Life is slowly returning to normalcy for all the Bengali’s including me. Durga Pujo keeps us all busy, occupied and immersed in a deep sense of enjoyment and festivity tied with love, faith, religion and traditions.
Durga Pujo is celebrated by Bengalis however not restricted to them and mostly celebrated in East and Northen India. West Bengal state has a different and larger scale and the entire state goes on a festive mood, where an annual leave is also provided. Most of the Bengalis would not mind taking up a weeks leave during the Pujo season as they would like to spend time with family and celebrate the occasion. It is how it is passed on from generation to generation.

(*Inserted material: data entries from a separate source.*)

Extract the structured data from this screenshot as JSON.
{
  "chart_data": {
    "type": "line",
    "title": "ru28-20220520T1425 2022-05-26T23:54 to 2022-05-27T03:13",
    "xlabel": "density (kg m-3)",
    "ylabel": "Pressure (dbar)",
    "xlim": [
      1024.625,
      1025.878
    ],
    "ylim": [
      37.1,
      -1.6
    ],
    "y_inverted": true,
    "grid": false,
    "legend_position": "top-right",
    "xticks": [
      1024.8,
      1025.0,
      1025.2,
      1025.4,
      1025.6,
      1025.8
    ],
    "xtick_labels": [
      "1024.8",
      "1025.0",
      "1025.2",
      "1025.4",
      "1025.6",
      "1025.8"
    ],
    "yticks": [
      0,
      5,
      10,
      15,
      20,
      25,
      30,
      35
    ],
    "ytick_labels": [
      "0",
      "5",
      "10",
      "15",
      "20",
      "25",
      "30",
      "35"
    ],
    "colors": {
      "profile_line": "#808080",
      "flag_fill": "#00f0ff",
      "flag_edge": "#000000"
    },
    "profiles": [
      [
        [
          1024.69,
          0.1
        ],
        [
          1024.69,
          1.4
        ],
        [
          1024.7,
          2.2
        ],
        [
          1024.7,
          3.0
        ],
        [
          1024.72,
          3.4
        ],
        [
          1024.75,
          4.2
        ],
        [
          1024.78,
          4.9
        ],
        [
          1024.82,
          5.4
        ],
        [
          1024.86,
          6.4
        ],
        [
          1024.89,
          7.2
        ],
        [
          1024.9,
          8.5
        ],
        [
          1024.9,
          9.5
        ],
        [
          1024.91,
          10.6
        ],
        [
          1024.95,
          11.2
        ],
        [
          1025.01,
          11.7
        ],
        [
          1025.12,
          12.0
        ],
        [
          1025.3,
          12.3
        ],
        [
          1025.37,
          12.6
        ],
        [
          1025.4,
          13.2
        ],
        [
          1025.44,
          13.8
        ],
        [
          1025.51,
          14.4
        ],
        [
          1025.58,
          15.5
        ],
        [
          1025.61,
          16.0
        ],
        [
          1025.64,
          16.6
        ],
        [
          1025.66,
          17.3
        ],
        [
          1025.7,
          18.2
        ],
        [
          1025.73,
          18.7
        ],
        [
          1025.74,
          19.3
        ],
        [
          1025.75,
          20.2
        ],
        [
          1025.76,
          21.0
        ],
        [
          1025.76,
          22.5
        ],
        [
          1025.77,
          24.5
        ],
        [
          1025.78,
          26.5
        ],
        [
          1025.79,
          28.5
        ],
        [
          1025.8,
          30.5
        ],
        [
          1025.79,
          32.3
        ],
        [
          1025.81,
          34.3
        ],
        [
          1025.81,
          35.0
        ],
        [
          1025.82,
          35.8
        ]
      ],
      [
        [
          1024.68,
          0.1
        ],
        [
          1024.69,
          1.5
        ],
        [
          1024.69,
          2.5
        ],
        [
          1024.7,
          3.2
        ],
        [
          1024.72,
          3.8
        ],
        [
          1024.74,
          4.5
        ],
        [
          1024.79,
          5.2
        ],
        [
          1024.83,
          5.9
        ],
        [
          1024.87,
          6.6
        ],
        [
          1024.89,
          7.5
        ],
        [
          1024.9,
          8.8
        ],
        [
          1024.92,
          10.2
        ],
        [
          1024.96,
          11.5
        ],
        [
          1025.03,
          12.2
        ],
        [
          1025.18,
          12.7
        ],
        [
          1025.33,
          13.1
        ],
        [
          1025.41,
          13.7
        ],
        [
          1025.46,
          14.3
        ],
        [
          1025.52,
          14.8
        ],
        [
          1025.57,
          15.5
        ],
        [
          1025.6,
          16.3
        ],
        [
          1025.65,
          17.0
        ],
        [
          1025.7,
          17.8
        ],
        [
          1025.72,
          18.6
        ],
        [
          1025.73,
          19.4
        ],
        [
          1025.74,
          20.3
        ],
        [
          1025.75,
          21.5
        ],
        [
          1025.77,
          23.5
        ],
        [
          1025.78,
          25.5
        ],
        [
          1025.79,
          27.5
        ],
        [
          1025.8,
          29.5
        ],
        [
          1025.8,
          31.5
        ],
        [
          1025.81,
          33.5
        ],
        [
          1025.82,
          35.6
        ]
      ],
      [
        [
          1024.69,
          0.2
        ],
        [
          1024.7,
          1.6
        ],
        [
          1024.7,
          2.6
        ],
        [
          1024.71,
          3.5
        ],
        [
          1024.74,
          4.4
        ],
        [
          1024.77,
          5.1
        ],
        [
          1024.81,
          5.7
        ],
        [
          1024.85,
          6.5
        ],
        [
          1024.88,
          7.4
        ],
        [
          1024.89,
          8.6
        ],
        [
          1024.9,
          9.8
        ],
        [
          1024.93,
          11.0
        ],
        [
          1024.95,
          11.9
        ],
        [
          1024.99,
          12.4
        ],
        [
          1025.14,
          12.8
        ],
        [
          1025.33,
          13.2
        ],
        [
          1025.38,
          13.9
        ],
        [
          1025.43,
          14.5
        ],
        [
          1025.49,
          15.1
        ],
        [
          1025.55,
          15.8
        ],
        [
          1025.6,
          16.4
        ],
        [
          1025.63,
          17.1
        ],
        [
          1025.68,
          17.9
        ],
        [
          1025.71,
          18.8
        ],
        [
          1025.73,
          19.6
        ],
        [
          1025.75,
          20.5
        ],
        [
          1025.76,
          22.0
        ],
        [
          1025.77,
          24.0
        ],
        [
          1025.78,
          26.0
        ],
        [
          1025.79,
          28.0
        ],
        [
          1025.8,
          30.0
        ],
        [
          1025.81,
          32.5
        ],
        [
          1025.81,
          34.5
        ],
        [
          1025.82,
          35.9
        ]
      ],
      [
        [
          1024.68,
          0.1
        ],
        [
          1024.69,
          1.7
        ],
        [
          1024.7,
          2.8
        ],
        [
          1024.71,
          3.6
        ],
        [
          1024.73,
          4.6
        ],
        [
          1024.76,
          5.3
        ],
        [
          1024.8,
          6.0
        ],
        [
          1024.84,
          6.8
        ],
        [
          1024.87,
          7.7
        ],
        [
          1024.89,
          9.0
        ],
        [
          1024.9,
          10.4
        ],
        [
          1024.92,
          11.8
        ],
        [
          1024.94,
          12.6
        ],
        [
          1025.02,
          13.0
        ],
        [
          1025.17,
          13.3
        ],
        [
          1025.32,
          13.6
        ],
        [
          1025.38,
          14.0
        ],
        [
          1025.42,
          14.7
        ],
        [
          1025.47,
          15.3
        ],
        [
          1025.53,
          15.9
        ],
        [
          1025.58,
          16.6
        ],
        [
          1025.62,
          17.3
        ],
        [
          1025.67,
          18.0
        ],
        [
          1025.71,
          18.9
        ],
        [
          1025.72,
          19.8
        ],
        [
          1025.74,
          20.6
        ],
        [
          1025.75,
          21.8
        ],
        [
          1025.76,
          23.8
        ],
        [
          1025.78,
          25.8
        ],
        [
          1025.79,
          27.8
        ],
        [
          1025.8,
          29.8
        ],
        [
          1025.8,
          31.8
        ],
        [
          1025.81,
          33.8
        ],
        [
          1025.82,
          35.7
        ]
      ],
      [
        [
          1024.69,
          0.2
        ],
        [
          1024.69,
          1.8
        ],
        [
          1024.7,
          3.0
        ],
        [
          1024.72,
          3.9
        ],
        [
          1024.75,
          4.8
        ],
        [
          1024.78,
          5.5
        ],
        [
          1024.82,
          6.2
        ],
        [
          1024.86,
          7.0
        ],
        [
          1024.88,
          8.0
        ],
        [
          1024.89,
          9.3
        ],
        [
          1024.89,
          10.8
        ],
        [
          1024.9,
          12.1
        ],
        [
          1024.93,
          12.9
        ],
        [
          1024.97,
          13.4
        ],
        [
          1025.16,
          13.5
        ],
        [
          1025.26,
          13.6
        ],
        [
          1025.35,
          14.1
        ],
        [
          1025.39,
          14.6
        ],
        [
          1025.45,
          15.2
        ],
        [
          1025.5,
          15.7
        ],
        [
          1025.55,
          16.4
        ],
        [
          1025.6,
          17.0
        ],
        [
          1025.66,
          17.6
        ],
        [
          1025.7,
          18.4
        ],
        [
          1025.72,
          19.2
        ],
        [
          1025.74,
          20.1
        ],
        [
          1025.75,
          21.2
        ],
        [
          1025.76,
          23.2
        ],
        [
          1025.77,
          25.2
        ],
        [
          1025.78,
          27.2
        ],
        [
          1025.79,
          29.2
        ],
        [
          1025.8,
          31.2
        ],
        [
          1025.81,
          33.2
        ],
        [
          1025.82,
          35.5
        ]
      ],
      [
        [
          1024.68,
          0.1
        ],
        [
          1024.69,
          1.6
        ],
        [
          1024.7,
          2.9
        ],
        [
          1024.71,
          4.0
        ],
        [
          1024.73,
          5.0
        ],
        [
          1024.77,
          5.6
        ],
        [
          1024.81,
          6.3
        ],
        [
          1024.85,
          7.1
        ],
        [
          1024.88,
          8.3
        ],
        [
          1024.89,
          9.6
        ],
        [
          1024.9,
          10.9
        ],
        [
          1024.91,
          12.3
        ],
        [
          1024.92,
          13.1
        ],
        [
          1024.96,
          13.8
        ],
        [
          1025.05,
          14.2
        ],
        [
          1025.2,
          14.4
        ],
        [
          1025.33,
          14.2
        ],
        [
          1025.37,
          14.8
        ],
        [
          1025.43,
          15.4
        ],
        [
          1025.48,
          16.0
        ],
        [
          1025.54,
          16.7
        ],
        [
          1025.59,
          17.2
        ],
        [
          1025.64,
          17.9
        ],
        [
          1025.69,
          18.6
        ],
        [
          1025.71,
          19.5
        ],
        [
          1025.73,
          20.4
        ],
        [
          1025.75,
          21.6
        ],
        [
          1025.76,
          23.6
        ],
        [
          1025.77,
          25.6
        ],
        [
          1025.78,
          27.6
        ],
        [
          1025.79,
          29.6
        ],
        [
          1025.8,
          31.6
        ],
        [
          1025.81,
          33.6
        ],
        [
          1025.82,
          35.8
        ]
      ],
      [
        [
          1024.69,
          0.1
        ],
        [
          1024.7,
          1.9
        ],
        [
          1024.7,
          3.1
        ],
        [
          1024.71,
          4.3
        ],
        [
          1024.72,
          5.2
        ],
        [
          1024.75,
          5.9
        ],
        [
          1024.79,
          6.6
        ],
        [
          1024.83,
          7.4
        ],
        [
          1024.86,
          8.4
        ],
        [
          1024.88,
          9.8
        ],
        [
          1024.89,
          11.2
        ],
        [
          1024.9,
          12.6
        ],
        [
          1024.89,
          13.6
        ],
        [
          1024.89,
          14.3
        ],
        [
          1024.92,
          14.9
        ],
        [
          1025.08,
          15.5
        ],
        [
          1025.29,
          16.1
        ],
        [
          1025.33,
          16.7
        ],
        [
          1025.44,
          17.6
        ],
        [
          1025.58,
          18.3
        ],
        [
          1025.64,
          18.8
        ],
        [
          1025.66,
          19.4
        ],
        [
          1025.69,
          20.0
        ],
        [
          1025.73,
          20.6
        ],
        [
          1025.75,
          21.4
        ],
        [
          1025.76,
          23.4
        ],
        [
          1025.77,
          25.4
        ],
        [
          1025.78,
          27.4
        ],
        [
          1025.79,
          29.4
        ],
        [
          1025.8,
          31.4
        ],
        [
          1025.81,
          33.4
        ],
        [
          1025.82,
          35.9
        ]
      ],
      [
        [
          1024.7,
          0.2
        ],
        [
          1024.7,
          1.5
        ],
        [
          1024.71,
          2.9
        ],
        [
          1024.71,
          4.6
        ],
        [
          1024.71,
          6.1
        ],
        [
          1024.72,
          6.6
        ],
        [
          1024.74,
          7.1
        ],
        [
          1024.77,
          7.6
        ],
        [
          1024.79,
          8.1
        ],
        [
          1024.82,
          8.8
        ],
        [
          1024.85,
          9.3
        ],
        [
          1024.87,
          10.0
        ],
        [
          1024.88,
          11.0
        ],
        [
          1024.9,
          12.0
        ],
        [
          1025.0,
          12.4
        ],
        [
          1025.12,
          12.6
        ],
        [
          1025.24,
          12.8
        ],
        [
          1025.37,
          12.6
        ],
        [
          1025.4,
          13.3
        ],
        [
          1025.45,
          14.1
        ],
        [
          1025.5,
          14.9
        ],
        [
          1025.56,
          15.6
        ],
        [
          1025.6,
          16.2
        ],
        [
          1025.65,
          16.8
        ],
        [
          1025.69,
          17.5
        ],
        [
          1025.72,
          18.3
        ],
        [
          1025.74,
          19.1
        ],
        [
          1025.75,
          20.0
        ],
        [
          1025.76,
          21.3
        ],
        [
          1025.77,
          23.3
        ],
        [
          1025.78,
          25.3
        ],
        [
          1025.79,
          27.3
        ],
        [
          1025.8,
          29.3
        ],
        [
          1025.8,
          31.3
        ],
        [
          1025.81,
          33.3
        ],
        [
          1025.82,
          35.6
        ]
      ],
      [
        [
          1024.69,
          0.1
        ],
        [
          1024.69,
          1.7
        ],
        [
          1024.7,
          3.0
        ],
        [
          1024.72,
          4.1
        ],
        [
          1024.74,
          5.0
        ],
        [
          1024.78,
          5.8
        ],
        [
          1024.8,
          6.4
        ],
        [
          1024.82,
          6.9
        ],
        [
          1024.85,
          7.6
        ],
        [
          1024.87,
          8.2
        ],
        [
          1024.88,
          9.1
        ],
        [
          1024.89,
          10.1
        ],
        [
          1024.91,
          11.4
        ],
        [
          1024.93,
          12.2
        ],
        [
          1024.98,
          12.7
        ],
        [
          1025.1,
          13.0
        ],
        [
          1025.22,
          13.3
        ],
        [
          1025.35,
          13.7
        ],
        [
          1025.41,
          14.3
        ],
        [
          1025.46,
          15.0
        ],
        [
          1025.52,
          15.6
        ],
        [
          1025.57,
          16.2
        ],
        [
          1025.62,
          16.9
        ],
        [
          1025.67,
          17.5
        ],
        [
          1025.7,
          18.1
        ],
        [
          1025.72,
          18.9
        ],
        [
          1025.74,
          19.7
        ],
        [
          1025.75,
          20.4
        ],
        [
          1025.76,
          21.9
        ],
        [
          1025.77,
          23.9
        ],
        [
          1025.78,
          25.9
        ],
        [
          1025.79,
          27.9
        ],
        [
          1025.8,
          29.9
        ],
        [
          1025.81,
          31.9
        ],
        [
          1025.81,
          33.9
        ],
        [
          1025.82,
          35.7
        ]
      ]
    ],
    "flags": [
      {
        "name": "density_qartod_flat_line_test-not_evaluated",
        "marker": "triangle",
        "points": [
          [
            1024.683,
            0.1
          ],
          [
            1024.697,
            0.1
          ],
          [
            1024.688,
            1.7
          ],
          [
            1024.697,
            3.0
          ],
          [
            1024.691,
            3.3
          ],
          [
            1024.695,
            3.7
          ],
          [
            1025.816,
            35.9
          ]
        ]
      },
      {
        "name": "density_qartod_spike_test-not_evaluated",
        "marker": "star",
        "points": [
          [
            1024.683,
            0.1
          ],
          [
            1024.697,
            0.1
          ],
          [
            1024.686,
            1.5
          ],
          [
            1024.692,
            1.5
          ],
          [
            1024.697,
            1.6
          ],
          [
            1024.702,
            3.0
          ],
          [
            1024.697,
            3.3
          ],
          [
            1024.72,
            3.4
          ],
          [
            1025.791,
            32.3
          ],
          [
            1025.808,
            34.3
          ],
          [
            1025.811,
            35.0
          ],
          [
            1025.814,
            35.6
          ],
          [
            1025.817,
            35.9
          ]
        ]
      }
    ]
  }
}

Durga Pujo is different from Navratra and not to be linked to it. Navratri is usually marked by keeping fasting for Maa Durga for 9 days whereas in Durga Puja Bengalis celebrate and would rather eat the most in all these days. It is entirely a different concpet however one can only understand if linked to it. Key is to respect the faith and sentiments for all.
Durga Pujo – It is believed that Maa Durga comes to her maternal home along with her kids from her husband Shiva’s abode. It is related to the defeat and destruction of form changing buffallo demon Mahissasur who can take different forms and Godess Durga emerges victorious over him when all other God’s cant manage to defeat him. Idols of Goddess Durga and her sons (Gamesha, Kartikaye) and daughters Maa Lakshmi and Maa Saraswati are brought and put up in pandals(tents) and the rituals are celebrated for 5 days till Dashami. The festival starts from awakening of the Goddess to her departure back home.
Dashami marks the farewell which starts with Darpan Visarjan – to see Maa Durga in the mirror which is the actual Visarjan(immersion of idol in mirror before doing in the water body). Thereby married women put Sindoor or vemillion on the forehead and feet of Maa Durga and offer her sweets. Married women play with Sindoor with other married women and apply it on their face and Sakha Pola(a bangle worn by married bengali women as a symbol of happy and long marital life). Mostly the women wear traditional Bengali sarees and once done they dance in groups with the Dhak, a traditional drum.
Do you know why Bengali women play with Sindoor?
Sindoor signifies married life is worn by married Hindu women across India. On Dashami Sindoor is applied by married women on Maa Durga’s forehead and feet. After offering Sindoor to Maa Durga the women start smearing it on all other married women around and play with it to signify that Maa’s blessgins remaing with them and they have a long and happy marital life.
After the Sindoor Khela play, the idol of all the goddess are taken out in a procession and the devotees would take them dancing to the tune of Dhak and rejoicing to a near by water body where the idols are immersed.
It is a mixed feeling as it is filled with lots of fun, and as Maa departs it also brings tears to the eyes this is why people chant that Next year Maa will come again and we will celebrate bigger.
Lots of words, now let the photographs explain it in an easier way, Hope you will enjoy them as much as I did clicking them.
Offering sweets and Sindoor to Maa Durga
Playing with Sindoor with other married womans
Asche Bochar Abar Hobe …. Next year we will repeat the magic and celebrations again.
Have a good day and stay blessed and May Maa protect you from all odds.